Его охватило душевное смятение. Все острее надвигался вопрос: что делать дальше? Гоголь оказался на чужбине без всяких средств к существованию. Неопределенность материального положения так же глубоко его беспокоила. Деньги, вырученные от продажи первого тома, и те, которые, возможно, поступят по выходе собрания сочинений, были уже распределены на уплату долгов.
Лучше умереть с голоду, чем спешить с окончанием второй части и выдать слабую и незрелую вещь! И он пишет Шевыреву длинное письмо, в котором просит прийти ему на помощь. «Прежде всего, — говорит он в этом письме, — я должен быть обеспечен на три года. Распорядитесь как найдете лучше со вторым изданием и с другими, если только последуют, но распорядитесь так, чтобы я получал по шести тысяч в продолжении трех лет всякий год. Это самая строгая смета; я мог бы издерживать и меньше, если бы оставался на месте; но путешествия и перемены мест мне так же необходимы, как насущный хлеб…»
Гоголь с грустью оглядел все свое имущество: крохотный чемодан и четыре пары белья, три галстука. Вот и все его состояние. Свою половину имения он давно отдал в собственность матери и сестер. Все эти годы он жил в долг. Жил, рассчитывая каждую копейку, отказывая себе во всем.

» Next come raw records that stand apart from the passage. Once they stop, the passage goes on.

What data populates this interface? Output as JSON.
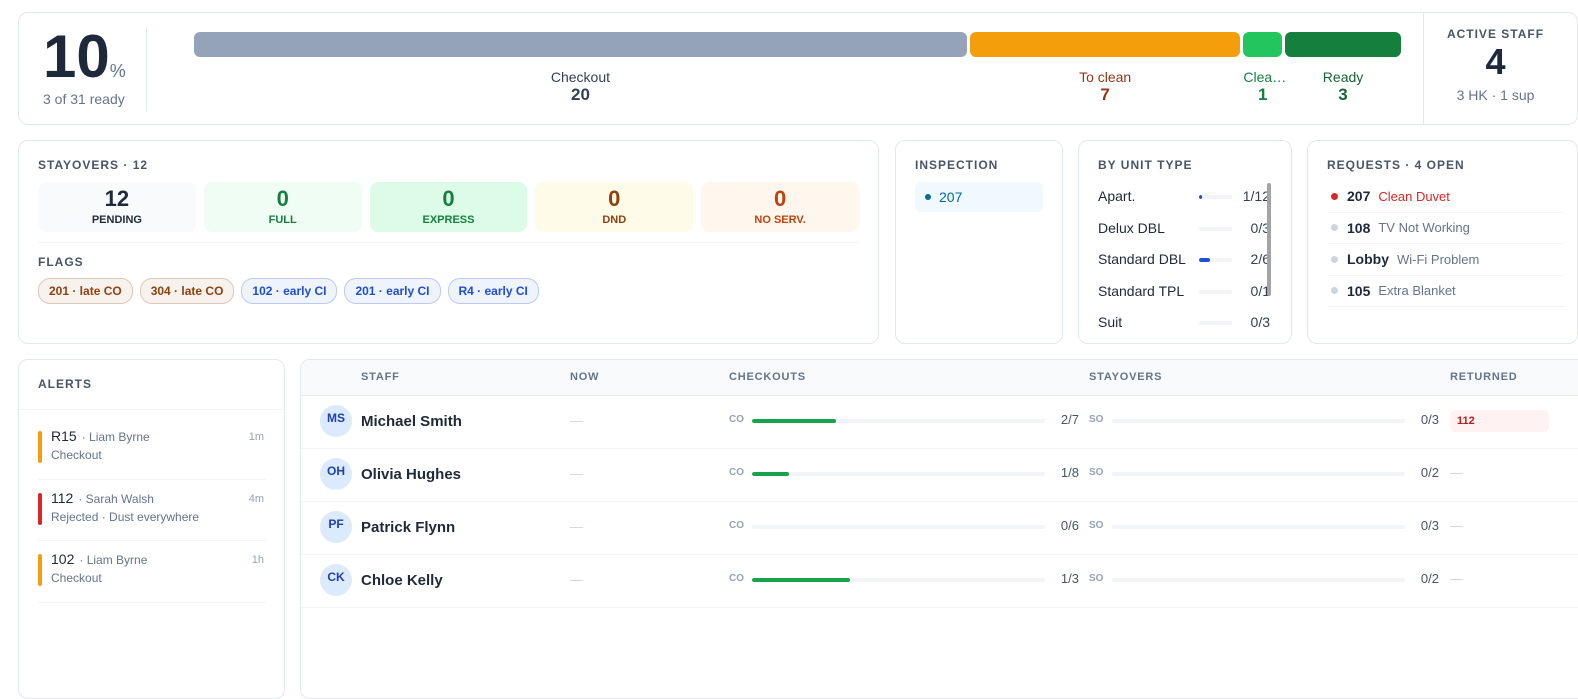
{
  "summary": {
    "percent": 10,
    "unit": "%",
    "caption": "3 of 31 ready"
  },
  "status": {
    "segments": [
      {
        "label": "Checkout",
        "count": 20,
        "color": "#94a3b8",
        "text_color": "#334155"
      },
      {
        "label": "To clean",
        "count": 7,
        "color": "#f59e0b",
        "text_color": "#9a3412"
      },
      {
        "label": "Clea…",
        "count": 1,
        "color": "#22c55e",
        "text_color": "#15803d"
      },
      {
        "label": "Ready",
        "count": 3,
        "color": "#15803d",
        "text_color": "#166534"
      }
    ]
  },
  "active_staff": {
    "title": "ACTIVE STAFF",
    "count": 4,
    "detail": "3 HK · 1 sup"
  },
  "stayovers": {
    "title": "STAYOVERS · 12",
    "tiles": [
      {
        "value": 12,
        "label": "PENDING",
        "color": "#1e293b",
        "background": "#f8fafc"
      },
      {
        "value": 0,
        "label": "FULL",
        "color": "#15803d",
        "background": "#f0fdf4"
      },
      {
        "value": 0,
        "label": "EXPRESS",
        "color": "#15803d",
        "background": "#dcfce7"
      },
      {
        "value": 0,
        "label": "DND",
        "color": "#92400e",
        "background": "#fefce8"
      },
      {
        "value": 0,
        "label": "NO SERV.",
        "color": "#c2410c",
        "background": "#fff7ed"
      }
    ],
    "flags_title": "FLAGS",
    "flags": [
      {
        "text": "201 · late CO",
        "color": "#92400e"
      },
      {
        "text": "304 · late CO",
        "color": "#92400e"
      },
      {
        "text": "102 · early CI",
        "color": "#1d4ed8"
      },
      {
        "text": "201 · early CI",
        "color": "#1d4ed8"
      },
      {
        "text": "R4 · early CI",
        "color": "#1d4ed8"
      }
    ]
  },
  "inspection": {
    "title": "INSPECTION",
    "rooms": [
      "207"
    ]
  },
  "unit_types": {
    "title": "BY UNIT TYPE",
    "color": "#1d4ed8",
    "rows": [
      {
        "name": "Apart.",
        "value": 1,
        "max": 12,
        "label": "1/12"
      },
      {
        "name": "Delux DBL",
        "value": 0,
        "max": 3,
        "label": "0/3"
      },
      {
        "name": "Standard DBL",
        "value": 2,
        "max": 6,
        "label": "2/6"
      },
      {
        "name": "Standard TPL",
        "value": 0,
        "max": 1,
        "label": "0/1"
      },
      {
        "name": "Suit",
        "value": 0,
        "max": 3,
        "label": "0/3"
      }
    ]
  },
  "requests": {
    "title": "REQUESTS · 4 OPEN",
    "items": [
      {
        "room": "207",
        "text": "Clean Duvet",
        "color": "#dc2626",
        "text_color": "#dc2626"
      },
      {
        "room": "108",
        "text": "TV Not Working",
        "color": "#cbd5e1",
        "text_color": "#64748b"
      },
      {
        "room": "Lobby",
        "text": "Wi-Fi Problem",
        "color": "#cbd5e1",
        "text_color": "#64748b"
      },
      {
        "room": "105",
        "text": "Extra Blanket",
        "color": "#cbd5e1",
        "text_color": "#64748b"
      }
    ]
  },
  "alerts": {
    "title": "ALERTS",
    "items": [
      {
        "room": "R15",
        "staff": "· Liam Byrne",
        "time": "1m",
        "detail": "Checkout",
        "color": "#f59e0b"
      },
      {
        "room": "112",
        "staff": "· Sarah Walsh",
        "time": "4m",
        "detail": "Rejected · Dust everywhere",
        "color": "#dc2626"
      },
      {
        "room": "102",
        "staff": "· Liam Byrne",
        "time": "1h",
        "detail": "Checkout",
        "color": "#f59e0b"
      }
    ]
  },
  "staff": {
    "headers": [
      "STAFF",
      "NOW",
      "CHECKOUTS",
      "STAYOVERS",
      "RETURNED"
    ],
    "co_tag": "CO",
    "so_tag": "SO",
    "color": "#16a34a",
    "rows": [
      {
        "initials": "MS",
        "name": "Michael Smith",
        "now": "—",
        "checkouts": 2,
        "checkouts_total": 7,
        "checkouts_label": "2/7",
        "stayovers": 0,
        "stayovers_total": 3,
        "stayovers_label": "0/3",
        "returned": {
          "text": "112",
          "color": "#b91c1c"
        }
      },
      {
        "initials": "OH",
        "name": "Olivia Hughes",
        "now": "—",
        "checkouts": 1,
        "checkouts_total": 8,
        "checkouts_label": "1/8",
        "stayovers": 0,
        "stayovers_total": 2,
        "stayovers_label": "0/2",
        "returned": {
          "text": "—"
        }
      },
      {
        "initials": "PF",
        "name": "Patrick Flynn",
        "now": "—",
        "checkouts": 0,
        "checkouts_total": 6,
        "checkouts_label": "0/6",
        "stayovers": 0,
        "stayovers_total": 3,
        "stayovers_label": "0/3",
        "returned": {
          "text": "—"
        }
      },
      {
        "initials": "CK",
        "name": "Chloe Kelly",
        "now": "—",
        "checkouts": 1,
        "checkouts_total": 3,
        "checkouts_label": "1/3",
        "stayovers": 0,
        "stayovers_total": 2,
        "stayovers_label": "0/2",
        "returned": {
          "text": "—"
        }
      }
    ]
  }
}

Теперь вновь надо обращаться к великодушию Погодина, далеко не тароватого в денежных делах, и Сергея Тимофеевича Аксакова, который и сам вечно сидит без денег!
Но что остается делать? Его труд, его поэма, ее грандиозное продолжение требуют жертв. «От вас я теперь потребую жертвы, но эту жертву вы должны принесть для меня, — обращается он к друзьям. — Возьмите от меня на три или на четыре даже года все житейские дела мои. Тысячи есть причин, внутренних и глубоких причин, почему я не могу и не должен и не властен думать о них».